The state lost 1,400 nonfarm jobs in April, but the unemployment rate remained unchanged, the Department of Labor reported Thursday.
The report also revised its analysis for March to reflect the loss of 3,500 jobs, 1,500 more than the DOL had initially indicated. The unemployment rate remained at 4.5 percent, above the 3.9-percent rate nationally reported by the Bureau of Labor Statistics.
Even with the losses, the state has seen the addition of 8,700 jobs this year, which remains ahead of the pace through April 2017.
“April’s decline of 1,400 jobs was Connecticut’s second consecutive month of job declines,” said Andy Condon, the department office of research director. “However, job growth remains ahead of last year’s pace. Of note is that the manufacturing employment is now up 2.8 percent over the year. If this pattern holds, the sector will have overcome a decades-long trend of declining employment.”
The job loss was driven by the reduction of 1,200 jobs in the private sector, followed by 200 in the public sector.
The biggest drop in April came in the trade, transportation, and utilities industry, which lost 1,400 jobs. The financial industry, meanwhile, lost 900 jobs and construction and mining 300 jobs. A handful of other sectors also saw small declines.
Some of the losses were offset by gains in leisure and hospitality, 800 jobs, education and health services, 500 jobs each, and manufacturing, 300 jobs. The losses mean the private sector’s recovery from the 2008 recession dropped to 98.9 percent of jobs lost.

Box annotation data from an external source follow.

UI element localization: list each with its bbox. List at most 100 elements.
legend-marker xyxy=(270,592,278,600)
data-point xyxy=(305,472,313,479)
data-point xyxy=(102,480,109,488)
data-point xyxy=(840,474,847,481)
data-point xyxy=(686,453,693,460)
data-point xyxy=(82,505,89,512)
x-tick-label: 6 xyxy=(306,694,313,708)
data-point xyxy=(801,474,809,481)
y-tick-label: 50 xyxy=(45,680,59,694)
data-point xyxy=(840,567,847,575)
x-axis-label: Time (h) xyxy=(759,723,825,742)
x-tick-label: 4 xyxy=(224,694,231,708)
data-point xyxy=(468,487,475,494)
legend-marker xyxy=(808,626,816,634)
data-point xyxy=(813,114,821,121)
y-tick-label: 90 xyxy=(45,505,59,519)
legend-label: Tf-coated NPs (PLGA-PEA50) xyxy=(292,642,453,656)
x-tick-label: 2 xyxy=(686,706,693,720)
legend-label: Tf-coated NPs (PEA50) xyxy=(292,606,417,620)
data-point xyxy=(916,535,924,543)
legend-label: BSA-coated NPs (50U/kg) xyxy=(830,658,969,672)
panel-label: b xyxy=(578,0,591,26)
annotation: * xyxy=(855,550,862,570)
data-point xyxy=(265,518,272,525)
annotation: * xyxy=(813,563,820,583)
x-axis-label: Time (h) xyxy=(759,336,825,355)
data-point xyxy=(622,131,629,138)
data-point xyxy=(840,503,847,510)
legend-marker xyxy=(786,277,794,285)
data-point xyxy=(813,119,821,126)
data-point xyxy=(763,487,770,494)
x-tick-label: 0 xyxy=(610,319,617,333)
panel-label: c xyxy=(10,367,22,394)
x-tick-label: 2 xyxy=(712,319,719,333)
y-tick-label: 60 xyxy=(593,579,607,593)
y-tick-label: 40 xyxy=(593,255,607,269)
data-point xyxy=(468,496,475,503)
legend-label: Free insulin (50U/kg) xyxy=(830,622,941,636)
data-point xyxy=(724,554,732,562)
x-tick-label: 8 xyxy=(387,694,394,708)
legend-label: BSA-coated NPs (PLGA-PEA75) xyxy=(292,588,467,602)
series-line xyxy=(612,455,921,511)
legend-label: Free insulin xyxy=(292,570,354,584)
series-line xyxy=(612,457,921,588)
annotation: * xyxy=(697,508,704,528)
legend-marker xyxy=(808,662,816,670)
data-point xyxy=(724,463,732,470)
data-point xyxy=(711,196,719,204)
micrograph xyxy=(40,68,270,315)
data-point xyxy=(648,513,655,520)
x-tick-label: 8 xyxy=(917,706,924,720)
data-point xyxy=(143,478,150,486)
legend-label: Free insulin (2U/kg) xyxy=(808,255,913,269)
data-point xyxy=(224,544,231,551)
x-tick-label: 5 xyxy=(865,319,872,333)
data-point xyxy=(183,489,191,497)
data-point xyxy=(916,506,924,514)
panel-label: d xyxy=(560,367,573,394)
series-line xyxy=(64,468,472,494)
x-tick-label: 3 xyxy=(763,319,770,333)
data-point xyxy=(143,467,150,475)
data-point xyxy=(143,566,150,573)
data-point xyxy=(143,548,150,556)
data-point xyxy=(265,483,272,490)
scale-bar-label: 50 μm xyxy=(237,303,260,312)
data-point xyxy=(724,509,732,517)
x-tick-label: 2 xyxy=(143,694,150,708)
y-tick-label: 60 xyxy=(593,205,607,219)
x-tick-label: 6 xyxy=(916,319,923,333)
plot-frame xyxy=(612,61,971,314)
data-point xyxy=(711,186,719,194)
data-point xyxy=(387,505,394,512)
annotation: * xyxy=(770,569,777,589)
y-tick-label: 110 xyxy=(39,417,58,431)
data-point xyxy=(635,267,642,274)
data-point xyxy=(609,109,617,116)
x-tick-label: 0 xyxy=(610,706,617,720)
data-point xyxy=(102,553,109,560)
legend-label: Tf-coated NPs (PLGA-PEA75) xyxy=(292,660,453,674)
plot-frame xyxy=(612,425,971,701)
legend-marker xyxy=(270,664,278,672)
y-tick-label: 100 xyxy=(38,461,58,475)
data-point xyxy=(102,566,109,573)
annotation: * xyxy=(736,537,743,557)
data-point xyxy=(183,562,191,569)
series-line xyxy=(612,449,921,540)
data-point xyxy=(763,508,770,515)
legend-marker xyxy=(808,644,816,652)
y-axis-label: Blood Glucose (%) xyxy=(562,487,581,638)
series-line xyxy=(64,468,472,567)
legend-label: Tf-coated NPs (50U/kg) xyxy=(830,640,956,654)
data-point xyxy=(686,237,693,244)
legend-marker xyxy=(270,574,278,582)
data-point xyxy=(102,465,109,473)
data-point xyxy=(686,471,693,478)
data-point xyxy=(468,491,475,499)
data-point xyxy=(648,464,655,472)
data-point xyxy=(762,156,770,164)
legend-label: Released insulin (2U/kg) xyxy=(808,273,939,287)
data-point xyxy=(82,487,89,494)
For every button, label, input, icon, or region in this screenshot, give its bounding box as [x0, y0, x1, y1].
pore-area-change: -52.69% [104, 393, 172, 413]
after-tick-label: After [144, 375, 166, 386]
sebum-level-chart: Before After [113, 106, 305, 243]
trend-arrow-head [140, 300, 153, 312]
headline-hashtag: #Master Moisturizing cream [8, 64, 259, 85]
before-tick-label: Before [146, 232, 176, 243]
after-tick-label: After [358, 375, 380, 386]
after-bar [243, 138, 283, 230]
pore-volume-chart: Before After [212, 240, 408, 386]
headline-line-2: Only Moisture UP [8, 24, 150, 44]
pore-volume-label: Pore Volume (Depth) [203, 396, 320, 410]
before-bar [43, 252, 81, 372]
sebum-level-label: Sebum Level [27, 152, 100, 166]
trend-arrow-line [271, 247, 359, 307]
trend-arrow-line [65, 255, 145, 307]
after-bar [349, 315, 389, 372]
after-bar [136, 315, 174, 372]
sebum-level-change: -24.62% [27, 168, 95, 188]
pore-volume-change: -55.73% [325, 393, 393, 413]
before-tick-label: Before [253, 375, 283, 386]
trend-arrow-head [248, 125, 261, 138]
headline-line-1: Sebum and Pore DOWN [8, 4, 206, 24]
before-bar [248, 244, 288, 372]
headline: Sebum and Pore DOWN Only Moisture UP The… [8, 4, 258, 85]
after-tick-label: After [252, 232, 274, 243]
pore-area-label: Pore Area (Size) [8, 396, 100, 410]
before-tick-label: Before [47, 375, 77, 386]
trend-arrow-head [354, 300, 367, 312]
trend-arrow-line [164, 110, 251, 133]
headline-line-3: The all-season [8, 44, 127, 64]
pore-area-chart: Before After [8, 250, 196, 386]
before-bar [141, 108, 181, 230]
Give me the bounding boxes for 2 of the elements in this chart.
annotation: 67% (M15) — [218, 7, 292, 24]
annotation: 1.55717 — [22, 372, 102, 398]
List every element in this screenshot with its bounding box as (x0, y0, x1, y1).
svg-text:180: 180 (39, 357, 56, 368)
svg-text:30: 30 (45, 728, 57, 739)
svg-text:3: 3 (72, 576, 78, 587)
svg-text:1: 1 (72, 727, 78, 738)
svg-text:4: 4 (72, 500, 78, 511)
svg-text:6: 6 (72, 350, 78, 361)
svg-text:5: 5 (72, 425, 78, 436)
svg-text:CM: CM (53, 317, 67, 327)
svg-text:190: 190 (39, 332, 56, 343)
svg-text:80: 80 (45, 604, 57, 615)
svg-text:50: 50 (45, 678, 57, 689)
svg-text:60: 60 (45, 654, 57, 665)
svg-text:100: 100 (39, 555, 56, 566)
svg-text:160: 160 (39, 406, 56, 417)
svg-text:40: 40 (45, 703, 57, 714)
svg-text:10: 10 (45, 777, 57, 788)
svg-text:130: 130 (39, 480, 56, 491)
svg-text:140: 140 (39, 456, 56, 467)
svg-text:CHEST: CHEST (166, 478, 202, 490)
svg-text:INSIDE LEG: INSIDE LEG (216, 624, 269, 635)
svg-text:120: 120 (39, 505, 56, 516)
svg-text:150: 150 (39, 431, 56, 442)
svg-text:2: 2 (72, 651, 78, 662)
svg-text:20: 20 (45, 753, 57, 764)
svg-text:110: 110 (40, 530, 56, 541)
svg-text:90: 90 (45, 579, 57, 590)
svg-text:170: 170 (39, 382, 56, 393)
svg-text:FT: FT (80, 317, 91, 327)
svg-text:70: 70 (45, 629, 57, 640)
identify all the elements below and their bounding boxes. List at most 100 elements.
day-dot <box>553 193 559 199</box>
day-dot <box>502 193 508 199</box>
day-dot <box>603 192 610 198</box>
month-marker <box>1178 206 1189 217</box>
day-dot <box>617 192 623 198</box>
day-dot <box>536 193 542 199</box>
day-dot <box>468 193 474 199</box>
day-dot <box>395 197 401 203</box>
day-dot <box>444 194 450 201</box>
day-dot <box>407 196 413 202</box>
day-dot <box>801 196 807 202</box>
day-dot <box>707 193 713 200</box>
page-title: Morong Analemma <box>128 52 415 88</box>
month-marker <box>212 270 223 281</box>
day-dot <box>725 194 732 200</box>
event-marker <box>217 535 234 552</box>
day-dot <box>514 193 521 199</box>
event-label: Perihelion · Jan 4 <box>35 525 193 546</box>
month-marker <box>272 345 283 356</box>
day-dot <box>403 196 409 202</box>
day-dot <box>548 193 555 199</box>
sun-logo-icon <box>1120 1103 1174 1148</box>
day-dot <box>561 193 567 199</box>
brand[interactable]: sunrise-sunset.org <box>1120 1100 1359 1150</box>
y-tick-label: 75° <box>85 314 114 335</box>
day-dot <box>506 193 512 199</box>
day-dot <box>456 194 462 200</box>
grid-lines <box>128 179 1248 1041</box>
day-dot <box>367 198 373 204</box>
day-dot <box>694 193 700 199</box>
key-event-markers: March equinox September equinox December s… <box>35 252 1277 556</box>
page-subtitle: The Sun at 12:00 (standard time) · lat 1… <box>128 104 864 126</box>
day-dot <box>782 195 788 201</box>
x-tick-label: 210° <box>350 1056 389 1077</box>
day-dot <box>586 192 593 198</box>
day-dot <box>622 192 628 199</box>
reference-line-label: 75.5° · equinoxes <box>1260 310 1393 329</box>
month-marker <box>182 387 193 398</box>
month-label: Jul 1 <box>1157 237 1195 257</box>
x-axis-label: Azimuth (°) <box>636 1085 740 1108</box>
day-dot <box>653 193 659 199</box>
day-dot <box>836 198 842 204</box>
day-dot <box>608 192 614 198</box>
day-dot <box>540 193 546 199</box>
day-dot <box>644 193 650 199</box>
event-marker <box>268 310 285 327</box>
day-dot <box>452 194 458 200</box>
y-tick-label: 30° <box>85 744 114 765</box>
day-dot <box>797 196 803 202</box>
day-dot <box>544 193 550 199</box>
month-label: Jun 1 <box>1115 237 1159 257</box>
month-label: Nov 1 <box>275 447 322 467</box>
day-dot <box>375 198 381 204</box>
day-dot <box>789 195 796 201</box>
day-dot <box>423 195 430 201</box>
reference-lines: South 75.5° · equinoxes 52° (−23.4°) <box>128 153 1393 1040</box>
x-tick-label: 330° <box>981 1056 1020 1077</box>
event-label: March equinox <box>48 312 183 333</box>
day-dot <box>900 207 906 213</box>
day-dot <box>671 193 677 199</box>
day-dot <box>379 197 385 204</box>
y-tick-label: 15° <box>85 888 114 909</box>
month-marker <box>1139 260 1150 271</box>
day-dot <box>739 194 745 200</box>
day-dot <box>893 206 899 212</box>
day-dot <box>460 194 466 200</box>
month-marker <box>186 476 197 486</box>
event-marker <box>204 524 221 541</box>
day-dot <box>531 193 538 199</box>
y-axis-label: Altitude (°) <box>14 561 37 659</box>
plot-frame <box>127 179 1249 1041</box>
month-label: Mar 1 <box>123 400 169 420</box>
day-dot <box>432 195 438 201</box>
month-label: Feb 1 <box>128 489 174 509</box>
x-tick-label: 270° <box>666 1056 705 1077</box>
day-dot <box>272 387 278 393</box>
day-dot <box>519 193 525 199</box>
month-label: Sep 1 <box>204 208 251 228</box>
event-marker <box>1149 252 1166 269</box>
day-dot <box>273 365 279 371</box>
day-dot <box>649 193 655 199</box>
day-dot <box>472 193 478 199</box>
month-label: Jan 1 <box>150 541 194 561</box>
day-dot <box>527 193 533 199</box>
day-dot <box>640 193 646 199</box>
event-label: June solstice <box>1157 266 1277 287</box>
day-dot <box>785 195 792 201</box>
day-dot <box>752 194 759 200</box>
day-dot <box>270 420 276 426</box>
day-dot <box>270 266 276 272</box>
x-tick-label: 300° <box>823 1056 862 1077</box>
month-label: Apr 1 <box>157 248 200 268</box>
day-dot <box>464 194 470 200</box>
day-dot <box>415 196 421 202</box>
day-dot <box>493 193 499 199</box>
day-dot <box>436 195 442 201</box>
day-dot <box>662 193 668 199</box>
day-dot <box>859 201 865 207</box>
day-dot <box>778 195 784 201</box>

When the private sector is factored, Connecticut has recovered 78 percent of the jobs lost in the recession.
The New Haven labor market area saw the biggest gain, adding 2,300 jobs, while the Hartford market saw the steepest drop with the loss of 1,900 jobs. The Norwich-New London-Westerly, Rhode Island, market was the only other area to see an increase, with the addition of 200 jobs.
The Waterbury market (200 jobs), Bridgeport-Stamford-Norwalk market (900 jobs), and Danbury market (100 jobs) all saw losses.